I own a decent-sized RV park with quite a few long-term tenants living there, but with also a few seasonal guests and overnighters. I have one tenant in particular who is constantly abrasive towards other tenants and guests (for example, walking thru the park and telling people that they need to fix their awnings, stack their firewood in a certain way, etc.). He has no qualms about interjecting himself in other people’s conversations even when his input is clearly unwanted. I have already lost several tenants and others have complained. Before this person ruins my good park, how can I get rid of him quickly?

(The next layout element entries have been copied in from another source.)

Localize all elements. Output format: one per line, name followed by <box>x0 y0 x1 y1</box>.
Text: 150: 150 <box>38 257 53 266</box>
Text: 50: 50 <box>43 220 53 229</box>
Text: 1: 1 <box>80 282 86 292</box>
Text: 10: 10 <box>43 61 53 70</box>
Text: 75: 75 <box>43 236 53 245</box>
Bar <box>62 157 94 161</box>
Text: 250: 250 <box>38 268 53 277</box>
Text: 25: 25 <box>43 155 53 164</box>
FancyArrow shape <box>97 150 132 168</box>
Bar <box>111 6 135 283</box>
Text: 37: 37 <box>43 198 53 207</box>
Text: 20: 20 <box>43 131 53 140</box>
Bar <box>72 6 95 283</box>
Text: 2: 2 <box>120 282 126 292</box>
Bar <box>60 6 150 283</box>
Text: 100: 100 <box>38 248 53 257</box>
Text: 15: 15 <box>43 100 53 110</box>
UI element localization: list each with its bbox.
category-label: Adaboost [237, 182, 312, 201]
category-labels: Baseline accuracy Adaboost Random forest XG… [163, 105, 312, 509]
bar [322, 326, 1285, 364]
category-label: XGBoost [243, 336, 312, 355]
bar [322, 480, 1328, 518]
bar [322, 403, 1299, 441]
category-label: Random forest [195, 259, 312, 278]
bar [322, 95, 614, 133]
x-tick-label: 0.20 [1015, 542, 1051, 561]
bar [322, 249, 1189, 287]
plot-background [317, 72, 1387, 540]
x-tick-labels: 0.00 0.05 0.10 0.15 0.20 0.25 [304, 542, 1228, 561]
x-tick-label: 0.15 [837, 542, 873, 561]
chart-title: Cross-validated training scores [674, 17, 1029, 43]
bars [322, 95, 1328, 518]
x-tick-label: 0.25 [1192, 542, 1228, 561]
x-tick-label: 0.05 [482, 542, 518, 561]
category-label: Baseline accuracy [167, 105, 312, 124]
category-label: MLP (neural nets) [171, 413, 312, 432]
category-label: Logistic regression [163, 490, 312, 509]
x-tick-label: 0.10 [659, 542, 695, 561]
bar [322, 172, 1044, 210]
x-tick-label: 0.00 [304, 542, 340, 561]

You haven’t indicated whether this person is a long-term tenant or perhaps just a “vacation occupant.” Under Oregon law, a “vacation occupant” is someone who: (1) Rents the RV space for vacation purposes only, not as a principal residence, (2) has a principal residence other than at the RV park, and (3) does not occupy the RV park for more than 45 days. You would need to have these facts documented in some type of written agreement. “Vacation occupants” are not “tenants” under Oregon law. They can be asked to leave without any eviction proceedings and the sheriff can be called to assist if necessary.
Assuming this person is an actual “tenant” (weekly, monthly, or fixed-term), then in the hierarchy of the quickest ways to get him out is cash. While this might sound counterintuitive to many landlords, I always advise my clients that it is sometimes far cheaper and quicker to get a tenant out by simply paying them to leave. This tactic is most effective when done shortly after issuing an eviction notice to the tenant using a “carrot and stick” approach. If the tenant isn’t willing to settle by accepting a payment to leave, then you can rely on the eviction notice.
The type of eviction notice will depend on the type of tenancy. Fixed-term tenants will require a for-cause notice (i.e., for breaking a park rule). Weekly tenants can be given a 10-day, no-cause eviction notice. Monthly tenants can be evicted with a 30-day, no-cause notice during the first year of their tenancy. After the first year, the no-cause notice to a monthly tenant would need to be a 60-day notice.
(Caveat: Portland and Milwaukie both have city ordinances requiring 90-day no-cause notices to all monthly tenants, regardless of how long they have been tenants.)
Also keep in mind that 72-hour rent nonpayment notices can be used if the tenant isn’t timely paying the rent. This is sometimes an effective and quick tool in getting a tenant out of the park as well. Even if you’ve already issued a no-cause notice, you can still use a 72-hour notice in the meantime if the tenant decides to stop paying his rent.
If the tenant refuses to vacate by the deadline in whatever eviction notice you have used, then you will need to file an eviction case against him in your county’s circuit court. That process can take anywhere from 3-6 weeks. However, even during that period you can still use the settlement tool of a payment to have him leave if he is willing to accept. You can point out to the tenant that if he is evicted by a court judgment, he may have a harder time finding a landlord who is willing to accept him as a tenant.
A final word of warning to seek the assistance of a competent attorney if you are unfamiliar with the strict statutory process that must be followed when issuing eviction notices. A good attorney can also help you try to settle the case with the tenant, and ideally obtain a written settlement agreement confirming the move-out terms and releasing all legal claims between the parties relating to the tenancy.